OK, I'll restate and ask; does anyone have policy or training when it comes to being attacked by a violent patient or bystander? I know PD or additional people would be optimal, I know this, it's always optimal. It would also be optimal at pub when someone feels the need to act out, not always an option though, nor is geting off the scene a winner everytime. What are your options when you need to leave and a bad guy is between you and the door? Or between you and your partner for that matter? I am trying to get a feel for actual availability of training and the feeling towards it. Restraint, both chemical and physical is great, not a be all end all. I would like to know if anyone has anything for that volatile space between the recognition for the need to fight or restrain, and the end product that is the restrained (or escaped from) patient or aggressor.

Jeff
 
We have a protocol for violent patients...Versed 4mg IM with "dose adjustment" per OLMC (can give more as directed). This is of course after a blood sugar and O2 sat check.

Blood sugar and Sa02 on the combative pt before enough Versed to control them? For real?
 
We have a protocol for violent patients...Versed 4mg IM with "dose adjustment" per OLMC (can give more as directed). This is of course after a blood sugar and O2 sat check.

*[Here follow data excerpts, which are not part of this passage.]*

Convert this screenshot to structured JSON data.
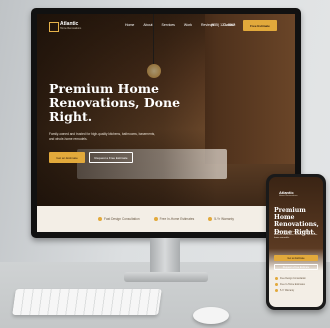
{
  "brand": {
    "name": "Atlantic",
    "tagline": "Home Renovations"
  },
  "nav": {
    "items": [
      "Home",
      "About",
      "Services",
      "Work",
      "Reviews",
      "Contact"
    ],
    "phone": "(555) 123-4567",
    "cta": "Free Estimate"
  },
  "hero": {
    "title": "Premium Home Renovations, Done Right.",
    "subtitle": "Family-owned and trusted for high-quality kitchens, bathrooms, basements, and whole-home remodels.",
    "primary_button": "Get an Estimate",
    "secondary_button": "Request a Free Estimate"
  },
  "trust": [
    "Fast Design Consultation",
    "Free In-Home Estimates",
    "5-Yr Warranty"
  ],
  "mobile": {
    "title": "Premium Home Renovations, Done Right.",
    "primary_button": "Get an Estimate",
    "secondary_button": "Request a Free Estimate",
    "trust": [
      "Free Design Consultation",
      "Free In-Home Estimates",
      "5-Yr Warranty"
    ]
  },
  "colors": {
    "accent": "#e2a93b",
    "dark": "#2b1a10",
    "cream": "#f3eee6"
  }
}
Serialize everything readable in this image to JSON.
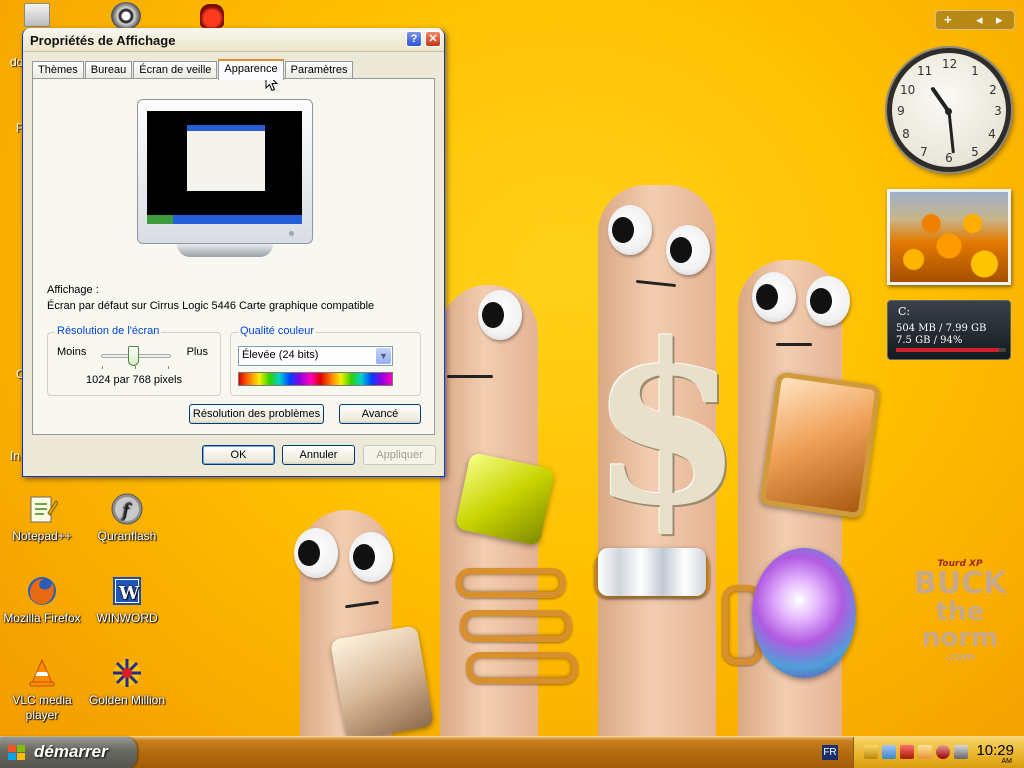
{
  "desktop": {
    "icons": [
      {
        "label": "Notepad++"
      },
      {
        "label": "Quranflash"
      },
      {
        "label": "Mozilla Firefox"
      },
      {
        "label": "WINWORD"
      },
      {
        "label": "VLC media player"
      },
      {
        "label": "Golden Million"
      }
    ],
    "edge_labels": [
      "do",
      "F",
      "C",
      "In"
    ]
  },
  "dialog": {
    "title": "Propriétés de Affichage",
    "help_button": "?",
    "close_button": "✕",
    "tabs": [
      {
        "label": "Thèmes"
      },
      {
        "label": "Bureau"
      },
      {
        "label": "Écran de veille"
      },
      {
        "label": "Apparence"
      },
      {
        "label": "Paramètres"
      }
    ],
    "active_tab": "Apparence",
    "affichage_label": "Affichage :",
    "affichage_value": "Écran par défaut sur Cirrus Logic 5446 Carte graphique compatible",
    "resolution": {
      "legend": "Résolution de l'écran",
      "min_label": "Moins",
      "max_label": "Plus",
      "value": "1024 par 768 pixels"
    },
    "color_quality": {
      "legend": "Qualité couleur",
      "selected": "Élevée (24 bits)"
    },
    "troubleshoot_button": "Résolution des problèmes",
    "advanced_button": "Avancé",
    "ok_button": "OK",
    "cancel_button": "Annuler",
    "apply_button": "Appliquer"
  },
  "sidebar": {
    "add_label": "+",
    "prev_label": "◂",
    "next_label": "▸",
    "clock_numbers": [
      "12",
      "1",
      "2",
      "3",
      "4",
      "5",
      "6",
      "7",
      "8",
      "9",
      "10",
      "11"
    ],
    "drive": {
      "name": "C:",
      "line1": "504 MB / 7.99 GB",
      "line2": "7.5 GB / 94%",
      "usage_percent": 94
    }
  },
  "watermark": {
    "line1": "Tourd XP",
    "line2": "BUCK",
    "line3": "the norm",
    "line4": ".com"
  },
  "taskbar": {
    "start_label": "démarrer",
    "language": "FR",
    "time": "10:29",
    "ampm": "AM"
  },
  "colors": {
    "xp_blue": "#0831d9",
    "tab_highlight": "#e68b2c",
    "legend_blue": "#0046d5",
    "desktop_yellow": "#ffbf00",
    "drive_meter": "#d0202a"
  }
}
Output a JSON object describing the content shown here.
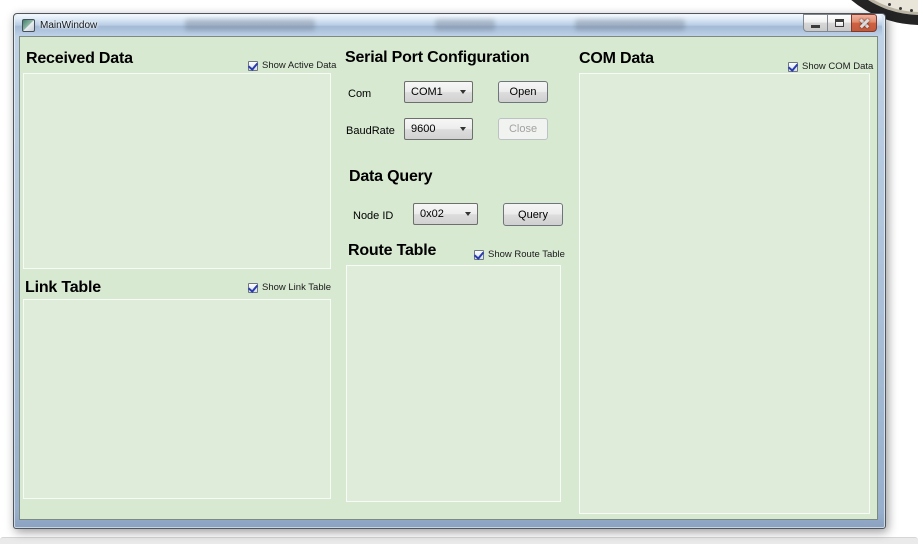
{
  "window": {
    "title": "MainWindow"
  },
  "icons": {
    "app_icon": "application",
    "minimize_icon": "minimize",
    "maximize_icon": "maximize",
    "close_icon": "close",
    "check_icon": "checkmark",
    "dropdown_arrow_icon": "chevron-down",
    "clock_fragment": "wall-clock-partial"
  },
  "sections": {
    "received_data": {
      "title": "Received Data",
      "checkbox_label": "Show Active Data",
      "checkbox_checked": true,
      "content": ""
    },
    "link_table": {
      "title": "Link Table",
      "checkbox_label": "Show Link Table",
      "checkbox_checked": true,
      "content": ""
    },
    "serial_port": {
      "title": "Serial Port Configuration",
      "com_label": "Com",
      "com_value": "COM1",
      "baudrate_label": "BaudRate",
      "baudrate_value": "9600",
      "open_button": "Open",
      "close_button": "Close",
      "close_button_enabled": false
    },
    "data_query": {
      "title": "Data Query",
      "node_id_label": "Node ID",
      "node_id_value": "0x02",
      "query_button": "Query"
    },
    "route_table": {
      "title": "Route Table",
      "checkbox_label": "Show Route Table",
      "checkbox_checked": true,
      "content": ""
    },
    "com_data": {
      "title": "COM Data",
      "checkbox_label": "Show COM Data",
      "checkbox_checked": true,
      "content": ""
    }
  },
  "colors": {
    "content_bg": "#d8e9d2",
    "frame_blue": "#9db3ce",
    "close_button_red": "#cf6242",
    "checkbox_check": "#2b3dae"
  }
}
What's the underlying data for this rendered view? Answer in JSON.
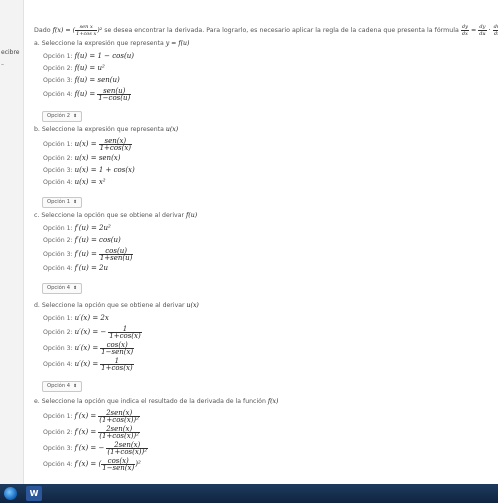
{
  "sidebar": {
    "label": "ecibre",
    "mark": "–"
  },
  "intro": {
    "prefix": "Dado",
    "suffix": "se desea encontrar la derivada. Para lograrlo, es necesario aplicar la regla de la cadena que presenta la fórmula"
  },
  "sections": [
    {
      "question": "a. Seleccione la expresión que representa",
      "question_math": "y = f(u)",
      "options": [
        {
          "label": "Opción 1:",
          "math": "f(u) = 1 − cos(u)"
        },
        {
          "label": "Opción 2:",
          "math": "f(u) = u²"
        },
        {
          "label": "Opción 3:",
          "math": "f(u) = sen(u)"
        },
        {
          "label": "Opción 4:",
          "math": "f(u) ="
        }
      ],
      "frac4": {
        "num": "sen(u)",
        "den": "1−cos(u)"
      },
      "selected": "Opción 2"
    },
    {
      "question": "b. Seleccione la expresión que representa",
      "question_math": "u(x)",
      "options": [
        {
          "label": "Opción 1:",
          "math": "u(x) ="
        },
        {
          "label": "Opción 2:",
          "math": "u(x) = sen(x)"
        },
        {
          "label": "Opción 3:",
          "math": "u(x) = 1 + cos(x)"
        },
        {
          "label": "Opción 4:",
          "math": "u(x) = x²"
        }
      ],
      "frac1": {
        "num": "sen(x)",
        "den": "1+cos(x)"
      },
      "selected": "Opción 1"
    },
    {
      "question": "c. Seleccione la opción que se obtiene al derivar",
      "question_math": "f(u)",
      "options": [
        {
          "label": "Opción 1:",
          "math": "f′(u) = 2u²"
        },
        {
          "label": "Opción 2:",
          "math": "f′(u) = cos(u)"
        },
        {
          "label": "Opción 3:",
          "math": "f′(u) ="
        },
        {
          "label": "Opción 4:",
          "math": "f′(u) = 2u"
        }
      ],
      "frac3": {
        "num": "cos(u)",
        "den": "1+sen(u)"
      },
      "selected": "Opción 4"
    },
    {
      "question": "d. Seleccione la opción que se obtiene al derivar",
      "question_math": "u(x)",
      "options": [
        {
          "label": "Opción 1:",
          "math": "u′(x) = 2x"
        },
        {
          "label": "Opción 2:",
          "math": "u′(x) = −"
        },
        {
          "label": "Opción 3:",
          "math": "u′(x) ="
        },
        {
          "label": "Opción 4:",
          "math": "u′(x) ="
        }
      ],
      "frac2": {
        "num": "1",
        "den": "1+cos(x)"
      },
      "frac3": {
        "num": "cos(x)",
        "den": "1−sen(x)"
      },
      "frac4": {
        "num": "1",
        "den": "1+cos(x)"
      },
      "selected": "Opción 4"
    },
    {
      "question": "e. Seleccione la opción que indica el resultado de la derivada de la función",
      "question_math": "f(x)",
      "options": [
        {
          "label": "Opción 1:",
          "math": "f′(x) ="
        },
        {
          "label": "Opción 2:",
          "math": "f′(x) ="
        },
        {
          "label": "Opción 3:",
          "math": "f′(x) = −"
        },
        {
          "label": "Opción 4:",
          "math": "f′(x) = ("
        }
      ],
      "frac1": {
        "num": "2sen(x)",
        "den": "(1+cos(x))²"
      },
      "frac2": {
        "num": "2sen(x)",
        "den": "(1+cos(x))²"
      },
      "frac3": {
        "num": "2sen(x)",
        "den": "(1+cos(x))²"
      },
      "frac4": {
        "num": "cos(x)",
        "den": "1−sen(x)"
      }
    }
  ],
  "select_caret": "⬍",
  "taskbar": {
    "app_letter": "W"
  }
}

Blood sugar and Sa02 on the combative pt before enough Versed to control them? For real?

SpO2 will do. I wouldn't even consider an SaO2.

Both can be difficult but not impossible.
 
We have a protocol for violent patients...Versed 4mg IM with "dose adjustment" per OLMC (can give more as directed). This is of course after a blood sugar and O2 sat check.

Blood sugar and Sa02 on the combative pt before enough Versed to control them? For real?

Guess you haven't seen a combative diabetic before? These patients don't need versed, they need glucagon IM
 
My personal violent patient policy is "Run away! Run away!"